On 04/23/2015 06:00 PM, David E. Jones wrote:
An FYI for all committers: create an account on GitHub (if you don't already
have one) and add your @apache.org email address to it, and within a few hours
you'll show up in the contributor graphs. I tried this and am now showing up
there:
https://github.com/apache/ofbiz/graphs/contributors
If nothing else it's entertaining, I had no idea that I had this volume of
commits since OFBiz joined the ASF (750k lines added, 135k lines removed; note
that changes to lines show up in both counts).
I only did this myself yesterday, after Ean mentioned it. I've actually
been on github for a bit now. But, with my @apache.org email attached
to my account, it might actually improve my standings.
FYI, I believe that large spike that is at the start of my graph(I'm
eigood, which is doogie backwards), is when I was committing the
generics markup.
On a side note, my commit count is relatively low... ie most commits with a
larger number of changes. I remember working more than way before using git...

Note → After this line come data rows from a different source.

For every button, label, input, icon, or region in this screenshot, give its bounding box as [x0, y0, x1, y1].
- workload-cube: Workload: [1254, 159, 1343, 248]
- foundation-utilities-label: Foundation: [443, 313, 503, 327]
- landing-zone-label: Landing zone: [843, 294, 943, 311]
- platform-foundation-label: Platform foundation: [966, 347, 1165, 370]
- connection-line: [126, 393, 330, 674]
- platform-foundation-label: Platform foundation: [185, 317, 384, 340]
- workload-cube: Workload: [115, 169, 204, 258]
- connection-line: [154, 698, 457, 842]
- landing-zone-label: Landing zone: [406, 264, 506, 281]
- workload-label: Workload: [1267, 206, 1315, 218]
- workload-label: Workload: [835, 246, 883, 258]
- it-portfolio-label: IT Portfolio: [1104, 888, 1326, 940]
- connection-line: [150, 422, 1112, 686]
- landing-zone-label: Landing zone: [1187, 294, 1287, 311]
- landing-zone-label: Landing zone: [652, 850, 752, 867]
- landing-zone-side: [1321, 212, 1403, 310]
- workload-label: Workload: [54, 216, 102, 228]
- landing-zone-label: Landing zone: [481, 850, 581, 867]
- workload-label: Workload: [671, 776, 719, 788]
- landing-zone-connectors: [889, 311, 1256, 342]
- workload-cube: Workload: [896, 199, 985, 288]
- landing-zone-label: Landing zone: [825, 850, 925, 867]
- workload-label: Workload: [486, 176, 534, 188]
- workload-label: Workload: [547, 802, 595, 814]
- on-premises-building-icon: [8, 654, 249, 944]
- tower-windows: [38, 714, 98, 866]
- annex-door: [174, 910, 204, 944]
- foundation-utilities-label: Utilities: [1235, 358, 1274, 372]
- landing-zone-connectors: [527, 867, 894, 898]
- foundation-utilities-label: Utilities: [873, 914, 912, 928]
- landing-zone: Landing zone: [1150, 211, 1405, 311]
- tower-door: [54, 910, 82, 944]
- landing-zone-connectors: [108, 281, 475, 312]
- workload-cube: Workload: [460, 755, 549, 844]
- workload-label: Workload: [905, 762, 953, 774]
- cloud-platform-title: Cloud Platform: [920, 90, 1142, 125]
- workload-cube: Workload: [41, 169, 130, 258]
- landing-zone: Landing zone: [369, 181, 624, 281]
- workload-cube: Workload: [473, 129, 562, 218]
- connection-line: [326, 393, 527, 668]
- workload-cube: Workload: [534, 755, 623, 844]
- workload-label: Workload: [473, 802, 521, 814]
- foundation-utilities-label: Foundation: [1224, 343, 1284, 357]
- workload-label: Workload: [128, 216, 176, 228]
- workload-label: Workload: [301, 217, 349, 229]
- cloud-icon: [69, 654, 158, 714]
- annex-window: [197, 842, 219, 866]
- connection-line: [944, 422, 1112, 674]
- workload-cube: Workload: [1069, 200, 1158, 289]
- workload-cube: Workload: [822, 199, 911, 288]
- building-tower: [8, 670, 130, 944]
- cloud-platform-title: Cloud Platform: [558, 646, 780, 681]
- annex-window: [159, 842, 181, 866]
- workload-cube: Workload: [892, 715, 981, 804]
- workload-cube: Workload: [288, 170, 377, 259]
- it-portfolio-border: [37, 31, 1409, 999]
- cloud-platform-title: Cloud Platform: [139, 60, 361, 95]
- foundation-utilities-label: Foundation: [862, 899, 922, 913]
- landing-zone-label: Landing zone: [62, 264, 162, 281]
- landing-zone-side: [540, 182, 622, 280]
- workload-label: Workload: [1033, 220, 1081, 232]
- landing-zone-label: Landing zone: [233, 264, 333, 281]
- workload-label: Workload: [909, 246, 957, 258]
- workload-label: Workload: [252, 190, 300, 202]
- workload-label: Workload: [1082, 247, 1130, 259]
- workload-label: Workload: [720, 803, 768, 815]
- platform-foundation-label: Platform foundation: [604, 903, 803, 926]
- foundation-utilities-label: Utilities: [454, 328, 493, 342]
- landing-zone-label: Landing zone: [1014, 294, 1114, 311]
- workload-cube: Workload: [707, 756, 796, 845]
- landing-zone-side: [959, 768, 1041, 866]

perhaps with its explicit approach to saying which files to include it
encourages that more (unless you use git commit -a), or perhaps for other
reasons my habits have changed.
It's not just that you can selectively pick which files; git add -i
allows you to selectively choose chunks.
I don't get nearly as fancy as what Adam described recently with his rebase
approach, but to his point I find my commits being much cleaner and better
organized.
I split up my work into smaller commits(lines-per-commit is smaller), so
that it allows others to review it easier.